Dieter Bührig läßt in seinem Roman die Welt um 1911 lebendig werden. Wilhelm Furtwänger wurde soeben als Kapellmeister ans Pult des „Orchester des Vereins der Musikfreunde“ berufen und trifft ein. Aber das ist nicht die einzige, auch heute noch bekannte Person, der im Buch eine Rolle spielt. Bruno Walter sei erwähnt, oder auch Ida Boy-Ed und ihr Salon. Der Roman wird durch etliche Anmerkungen zu eben jenen auftretenden Personen wie auch zu örtlichen Gegebenheiten und historischen Ereignissen ergänzt; ich war überrascht, wie viel Tatsächliches der Autor in die fiktive Romanhandlung verwoben hat. Das einzige, was mir fehlte, war ein erklärendes Nachwort, in welchem genauer auf Fakt und Fiktion eingegangen wurde.

Max Auerbach leidet an einer „Dissoziativen Identitätsstörung“, die zumindest mir bis zum Lesen dieses Romans noch nicht begegnet war. Die Szenen, in denen „der Andere“ die Regie übernimmt, sind von einer beunruhigenden Düsternis und manchmal ist der Leser genau so verunsichert, wie es Auerbach ist, wenn er wieder zum „Normalzustand“ zurückkehrt, was nun Realität ist und was nicht.

Wer Furtwängler einmal in Filmaufnahmen bei Dirigieren gesehen hat, mag manchmal irritiert gewesen sein, wie bei solchem Dirigat das Orchester zu Höchstleistungen angespornt wurde.

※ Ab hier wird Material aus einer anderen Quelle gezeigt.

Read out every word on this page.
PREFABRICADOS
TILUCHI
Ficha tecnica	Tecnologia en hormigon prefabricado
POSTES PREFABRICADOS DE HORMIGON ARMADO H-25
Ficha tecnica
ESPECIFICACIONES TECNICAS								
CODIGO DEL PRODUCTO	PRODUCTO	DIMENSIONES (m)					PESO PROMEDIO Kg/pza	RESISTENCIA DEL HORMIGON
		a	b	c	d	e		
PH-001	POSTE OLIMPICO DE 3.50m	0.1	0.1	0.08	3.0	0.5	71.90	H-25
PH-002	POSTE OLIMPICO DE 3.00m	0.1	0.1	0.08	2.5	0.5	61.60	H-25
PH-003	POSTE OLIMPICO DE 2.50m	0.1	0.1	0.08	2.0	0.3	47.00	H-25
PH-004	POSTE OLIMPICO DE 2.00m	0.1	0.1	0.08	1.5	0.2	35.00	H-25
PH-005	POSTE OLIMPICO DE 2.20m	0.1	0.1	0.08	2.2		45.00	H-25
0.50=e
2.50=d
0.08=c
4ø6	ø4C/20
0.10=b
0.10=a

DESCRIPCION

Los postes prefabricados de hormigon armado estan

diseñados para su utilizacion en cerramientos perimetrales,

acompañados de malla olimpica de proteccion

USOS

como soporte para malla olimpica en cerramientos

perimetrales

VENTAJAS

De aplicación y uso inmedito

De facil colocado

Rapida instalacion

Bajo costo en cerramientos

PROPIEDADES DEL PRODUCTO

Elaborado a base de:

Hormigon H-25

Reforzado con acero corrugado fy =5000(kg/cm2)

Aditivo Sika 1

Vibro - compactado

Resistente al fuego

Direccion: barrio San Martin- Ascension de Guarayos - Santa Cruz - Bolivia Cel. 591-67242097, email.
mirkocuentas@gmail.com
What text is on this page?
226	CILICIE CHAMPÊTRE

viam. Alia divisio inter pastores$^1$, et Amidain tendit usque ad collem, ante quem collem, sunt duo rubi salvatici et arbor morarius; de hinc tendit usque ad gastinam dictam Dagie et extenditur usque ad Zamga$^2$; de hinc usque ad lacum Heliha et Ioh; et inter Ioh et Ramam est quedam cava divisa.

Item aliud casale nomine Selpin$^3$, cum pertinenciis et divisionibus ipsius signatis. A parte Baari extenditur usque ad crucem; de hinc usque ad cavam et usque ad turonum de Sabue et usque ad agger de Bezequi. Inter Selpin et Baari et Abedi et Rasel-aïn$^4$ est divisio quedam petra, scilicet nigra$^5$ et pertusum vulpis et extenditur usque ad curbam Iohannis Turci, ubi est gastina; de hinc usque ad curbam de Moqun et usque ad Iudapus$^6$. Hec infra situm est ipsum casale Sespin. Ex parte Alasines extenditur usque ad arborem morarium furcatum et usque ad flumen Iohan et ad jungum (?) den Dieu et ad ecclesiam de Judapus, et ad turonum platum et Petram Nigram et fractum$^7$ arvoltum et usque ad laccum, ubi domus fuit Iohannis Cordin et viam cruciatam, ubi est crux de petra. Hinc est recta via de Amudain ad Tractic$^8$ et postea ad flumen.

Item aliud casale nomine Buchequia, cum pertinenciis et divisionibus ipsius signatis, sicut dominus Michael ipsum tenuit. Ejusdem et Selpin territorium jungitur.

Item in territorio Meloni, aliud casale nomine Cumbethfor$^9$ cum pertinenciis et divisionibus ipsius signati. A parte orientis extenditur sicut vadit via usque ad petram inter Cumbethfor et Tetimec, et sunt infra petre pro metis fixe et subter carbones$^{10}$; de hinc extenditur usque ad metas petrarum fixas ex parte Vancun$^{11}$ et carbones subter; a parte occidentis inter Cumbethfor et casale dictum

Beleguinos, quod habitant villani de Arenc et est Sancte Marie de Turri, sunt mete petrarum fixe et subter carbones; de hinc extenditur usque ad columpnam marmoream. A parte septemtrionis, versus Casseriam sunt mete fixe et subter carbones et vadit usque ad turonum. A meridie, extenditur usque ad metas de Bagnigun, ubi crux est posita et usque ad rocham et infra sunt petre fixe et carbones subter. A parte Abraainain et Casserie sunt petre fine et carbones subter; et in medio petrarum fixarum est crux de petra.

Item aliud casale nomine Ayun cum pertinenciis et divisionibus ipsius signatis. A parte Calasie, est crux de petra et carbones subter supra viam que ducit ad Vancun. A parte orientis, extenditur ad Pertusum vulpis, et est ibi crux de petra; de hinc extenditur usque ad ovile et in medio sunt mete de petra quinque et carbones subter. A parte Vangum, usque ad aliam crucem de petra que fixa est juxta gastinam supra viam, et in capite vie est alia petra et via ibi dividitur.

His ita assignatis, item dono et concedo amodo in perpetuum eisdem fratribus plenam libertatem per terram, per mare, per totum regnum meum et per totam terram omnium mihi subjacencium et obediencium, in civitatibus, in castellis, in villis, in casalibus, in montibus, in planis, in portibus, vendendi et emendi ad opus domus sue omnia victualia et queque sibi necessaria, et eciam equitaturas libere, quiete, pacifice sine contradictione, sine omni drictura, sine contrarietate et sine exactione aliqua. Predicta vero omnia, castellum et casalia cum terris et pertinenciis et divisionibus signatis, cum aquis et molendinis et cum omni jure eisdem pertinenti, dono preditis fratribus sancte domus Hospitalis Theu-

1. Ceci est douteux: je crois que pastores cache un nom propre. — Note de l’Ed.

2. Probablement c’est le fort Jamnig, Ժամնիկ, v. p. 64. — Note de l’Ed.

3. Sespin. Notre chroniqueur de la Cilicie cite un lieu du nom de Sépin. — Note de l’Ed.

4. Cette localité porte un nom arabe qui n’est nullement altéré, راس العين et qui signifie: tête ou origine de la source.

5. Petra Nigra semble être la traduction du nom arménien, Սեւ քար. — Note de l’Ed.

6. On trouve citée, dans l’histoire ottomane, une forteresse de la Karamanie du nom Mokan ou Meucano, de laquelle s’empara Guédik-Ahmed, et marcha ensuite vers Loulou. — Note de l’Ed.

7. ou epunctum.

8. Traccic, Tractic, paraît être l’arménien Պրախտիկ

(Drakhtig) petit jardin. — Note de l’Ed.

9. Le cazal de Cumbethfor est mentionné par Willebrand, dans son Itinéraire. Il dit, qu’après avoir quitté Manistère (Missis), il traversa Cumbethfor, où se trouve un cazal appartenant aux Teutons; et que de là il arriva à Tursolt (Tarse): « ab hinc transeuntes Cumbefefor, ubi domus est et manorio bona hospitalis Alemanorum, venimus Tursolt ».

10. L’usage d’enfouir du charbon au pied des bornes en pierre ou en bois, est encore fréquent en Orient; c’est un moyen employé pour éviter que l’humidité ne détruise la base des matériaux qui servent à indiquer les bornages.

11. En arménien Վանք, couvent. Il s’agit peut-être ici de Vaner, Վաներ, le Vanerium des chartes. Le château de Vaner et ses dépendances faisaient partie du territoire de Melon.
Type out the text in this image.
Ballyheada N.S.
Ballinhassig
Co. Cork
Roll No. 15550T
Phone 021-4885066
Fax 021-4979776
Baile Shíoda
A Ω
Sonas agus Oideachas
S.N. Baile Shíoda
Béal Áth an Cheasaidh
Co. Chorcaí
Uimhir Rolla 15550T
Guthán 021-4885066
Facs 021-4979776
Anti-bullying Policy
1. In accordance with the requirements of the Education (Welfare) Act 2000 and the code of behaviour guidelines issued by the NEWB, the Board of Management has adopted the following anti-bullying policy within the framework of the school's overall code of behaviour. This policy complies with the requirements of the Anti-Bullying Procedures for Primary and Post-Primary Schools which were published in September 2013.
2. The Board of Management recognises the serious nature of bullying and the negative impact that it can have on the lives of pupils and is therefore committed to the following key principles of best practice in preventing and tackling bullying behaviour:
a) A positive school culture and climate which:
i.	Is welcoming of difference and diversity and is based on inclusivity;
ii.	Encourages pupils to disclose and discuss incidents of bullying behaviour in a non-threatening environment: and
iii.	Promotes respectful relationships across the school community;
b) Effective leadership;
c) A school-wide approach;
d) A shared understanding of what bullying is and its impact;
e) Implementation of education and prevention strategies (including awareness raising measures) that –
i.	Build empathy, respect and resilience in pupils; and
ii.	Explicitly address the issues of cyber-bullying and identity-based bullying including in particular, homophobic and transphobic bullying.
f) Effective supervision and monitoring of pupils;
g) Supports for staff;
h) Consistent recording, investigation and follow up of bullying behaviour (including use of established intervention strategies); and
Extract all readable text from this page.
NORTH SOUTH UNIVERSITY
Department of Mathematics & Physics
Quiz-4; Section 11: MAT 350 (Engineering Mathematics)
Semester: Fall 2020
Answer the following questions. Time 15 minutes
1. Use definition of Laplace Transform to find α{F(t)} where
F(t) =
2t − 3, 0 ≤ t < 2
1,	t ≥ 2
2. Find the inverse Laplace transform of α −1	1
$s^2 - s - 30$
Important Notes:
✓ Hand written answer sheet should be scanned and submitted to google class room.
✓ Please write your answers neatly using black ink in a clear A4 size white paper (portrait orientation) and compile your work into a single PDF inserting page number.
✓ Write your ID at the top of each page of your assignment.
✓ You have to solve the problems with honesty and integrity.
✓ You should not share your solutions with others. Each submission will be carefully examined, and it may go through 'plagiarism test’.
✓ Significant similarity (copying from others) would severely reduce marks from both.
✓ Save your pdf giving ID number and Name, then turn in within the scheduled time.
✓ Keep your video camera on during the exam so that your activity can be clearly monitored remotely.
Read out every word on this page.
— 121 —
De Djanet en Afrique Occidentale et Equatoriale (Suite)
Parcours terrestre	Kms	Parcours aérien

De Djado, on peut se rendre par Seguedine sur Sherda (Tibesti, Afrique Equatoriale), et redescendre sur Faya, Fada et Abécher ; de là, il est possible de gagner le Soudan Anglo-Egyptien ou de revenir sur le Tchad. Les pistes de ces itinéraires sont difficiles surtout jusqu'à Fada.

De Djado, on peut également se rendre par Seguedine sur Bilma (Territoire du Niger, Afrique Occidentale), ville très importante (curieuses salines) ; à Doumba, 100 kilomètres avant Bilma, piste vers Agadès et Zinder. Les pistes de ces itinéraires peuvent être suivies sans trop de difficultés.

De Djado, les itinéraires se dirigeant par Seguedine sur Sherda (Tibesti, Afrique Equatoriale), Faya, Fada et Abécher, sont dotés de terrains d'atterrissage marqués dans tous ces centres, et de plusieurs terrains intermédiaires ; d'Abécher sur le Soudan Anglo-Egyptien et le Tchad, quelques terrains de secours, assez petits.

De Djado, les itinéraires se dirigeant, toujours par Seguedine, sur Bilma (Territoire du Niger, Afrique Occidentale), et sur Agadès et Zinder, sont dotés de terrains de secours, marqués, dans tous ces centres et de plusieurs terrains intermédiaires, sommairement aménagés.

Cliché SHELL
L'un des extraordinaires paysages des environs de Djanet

Bührig beschreibt die für Furtwängler typische Art des Dirigierens dermaßen eindringlich, daß ich den Maestro vor meinem geistigem Auge gesehen, das Orchester musizierend seine Wünsche erfüllen gehört habe. Überhaupt - das ist einer der Vorzüge dieses Romans - merkt man dem Autor seine Fachkenntnis in Sachen Musik an, egal ob es nun um Mahler oder eine Beethoven Sinfonie geht. Die Beschreibungen der Musikwerke waren dermaßen anschaulich, daß schon beim bloßen Lesen die Musik vor dem inneren Ohr erstand. So gut und einfühlsam sind mir solche bisher selten bis gar nicht begegnet.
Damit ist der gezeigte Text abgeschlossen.